Le Dieu des philosophes est entièrement différent du Dieu des théologiens. Notre Dieu est une hypothèse, un donné et un objet. Le Dieu des théologiens parle, donne des ordres et commande ce que l’on doit croire sans donner les raisons d’une telle croyance [12].

11Le philosophe ne peut accepter qu’un Dieu silencieux. Lorsque Dieu devient un principe noétique, la philosophie trahit sa vocation et se transforme en quasi-théologie travestie. En revanche, pour le théologien, Dieu agit comme principe noétique de manière tout à fait légitime. Curieusement, Patočka associe la notion de « principe noétique » à Dieu comme si elle était compréhensible par elle-même et ne nécessitait pas d’explications supplémentaires.

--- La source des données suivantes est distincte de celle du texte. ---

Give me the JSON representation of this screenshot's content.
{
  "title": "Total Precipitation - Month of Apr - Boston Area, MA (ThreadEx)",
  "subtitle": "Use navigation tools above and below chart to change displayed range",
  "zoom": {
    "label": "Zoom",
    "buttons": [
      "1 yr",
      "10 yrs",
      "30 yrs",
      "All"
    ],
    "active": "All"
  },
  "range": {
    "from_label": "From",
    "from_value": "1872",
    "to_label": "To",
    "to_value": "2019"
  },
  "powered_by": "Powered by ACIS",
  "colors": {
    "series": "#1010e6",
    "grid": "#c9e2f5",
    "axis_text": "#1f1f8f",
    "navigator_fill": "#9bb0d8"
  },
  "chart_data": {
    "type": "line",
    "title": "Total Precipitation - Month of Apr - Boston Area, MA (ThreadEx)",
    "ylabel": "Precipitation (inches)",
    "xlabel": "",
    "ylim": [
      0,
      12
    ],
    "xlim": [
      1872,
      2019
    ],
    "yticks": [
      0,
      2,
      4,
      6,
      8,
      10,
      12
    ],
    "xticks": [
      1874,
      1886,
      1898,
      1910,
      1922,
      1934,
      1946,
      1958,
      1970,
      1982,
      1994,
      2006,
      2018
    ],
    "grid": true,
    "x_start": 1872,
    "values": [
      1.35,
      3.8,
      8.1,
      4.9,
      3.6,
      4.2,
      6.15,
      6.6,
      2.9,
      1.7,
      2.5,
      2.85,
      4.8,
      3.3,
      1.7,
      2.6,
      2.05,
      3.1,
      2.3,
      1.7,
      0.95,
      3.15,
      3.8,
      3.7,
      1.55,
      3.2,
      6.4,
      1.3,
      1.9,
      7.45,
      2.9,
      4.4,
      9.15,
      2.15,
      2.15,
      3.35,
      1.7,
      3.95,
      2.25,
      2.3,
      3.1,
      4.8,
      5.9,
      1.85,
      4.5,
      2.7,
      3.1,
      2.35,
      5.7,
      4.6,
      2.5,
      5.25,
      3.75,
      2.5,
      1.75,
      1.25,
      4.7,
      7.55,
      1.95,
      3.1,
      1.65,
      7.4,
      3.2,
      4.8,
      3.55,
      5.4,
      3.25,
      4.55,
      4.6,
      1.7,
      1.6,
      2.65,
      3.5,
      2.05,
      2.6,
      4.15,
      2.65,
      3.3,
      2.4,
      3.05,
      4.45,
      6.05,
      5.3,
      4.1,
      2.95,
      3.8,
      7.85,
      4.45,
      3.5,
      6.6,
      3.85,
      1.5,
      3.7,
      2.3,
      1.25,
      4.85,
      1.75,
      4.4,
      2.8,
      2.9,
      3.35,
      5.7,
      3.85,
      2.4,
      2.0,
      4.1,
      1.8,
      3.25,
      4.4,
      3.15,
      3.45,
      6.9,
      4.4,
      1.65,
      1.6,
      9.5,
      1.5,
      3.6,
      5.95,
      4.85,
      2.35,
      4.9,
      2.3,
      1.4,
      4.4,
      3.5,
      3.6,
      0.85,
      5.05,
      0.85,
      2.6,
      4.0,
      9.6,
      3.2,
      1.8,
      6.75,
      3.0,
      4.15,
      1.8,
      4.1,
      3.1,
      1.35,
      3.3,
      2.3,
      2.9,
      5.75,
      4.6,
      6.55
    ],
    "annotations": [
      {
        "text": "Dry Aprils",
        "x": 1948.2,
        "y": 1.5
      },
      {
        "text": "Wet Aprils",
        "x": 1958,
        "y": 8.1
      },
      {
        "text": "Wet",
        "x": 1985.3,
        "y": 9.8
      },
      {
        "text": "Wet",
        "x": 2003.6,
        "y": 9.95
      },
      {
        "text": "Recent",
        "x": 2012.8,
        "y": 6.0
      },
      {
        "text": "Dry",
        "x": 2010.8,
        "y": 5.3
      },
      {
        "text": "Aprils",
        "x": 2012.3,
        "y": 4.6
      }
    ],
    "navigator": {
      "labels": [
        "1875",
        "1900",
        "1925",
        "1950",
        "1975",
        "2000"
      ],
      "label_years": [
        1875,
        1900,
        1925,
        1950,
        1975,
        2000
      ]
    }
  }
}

Selon Patočka, il est interdit au philosophe de raisonner sous l’angle de la foi, c’est-à-dire en partant du présupposé appréhendant Dieu et sa révélation comme le principe fondamental et téléologique de la connaissance. Il en résulterait l’adoption, contraire aux règles philosophiques, d’une sorte de prétention théologique à la philosophie. J’assume par conséquent que Patočka utilise ce terme pour des conceptions qui considèrent Dieu comme possédant des réponses avant même que des questions aient été posées. Dans ce sens, la tâche des théologiens serait de dévoiler ces réponses et de les rendre visibles. De ce fait, la philosophie ne peut jamais appuyer la théologie puisque le travail de la pensée philosophique doit commencer à partir de la perspective du monde, c’est-à-dire à partir de la situation de l’être-au-monde.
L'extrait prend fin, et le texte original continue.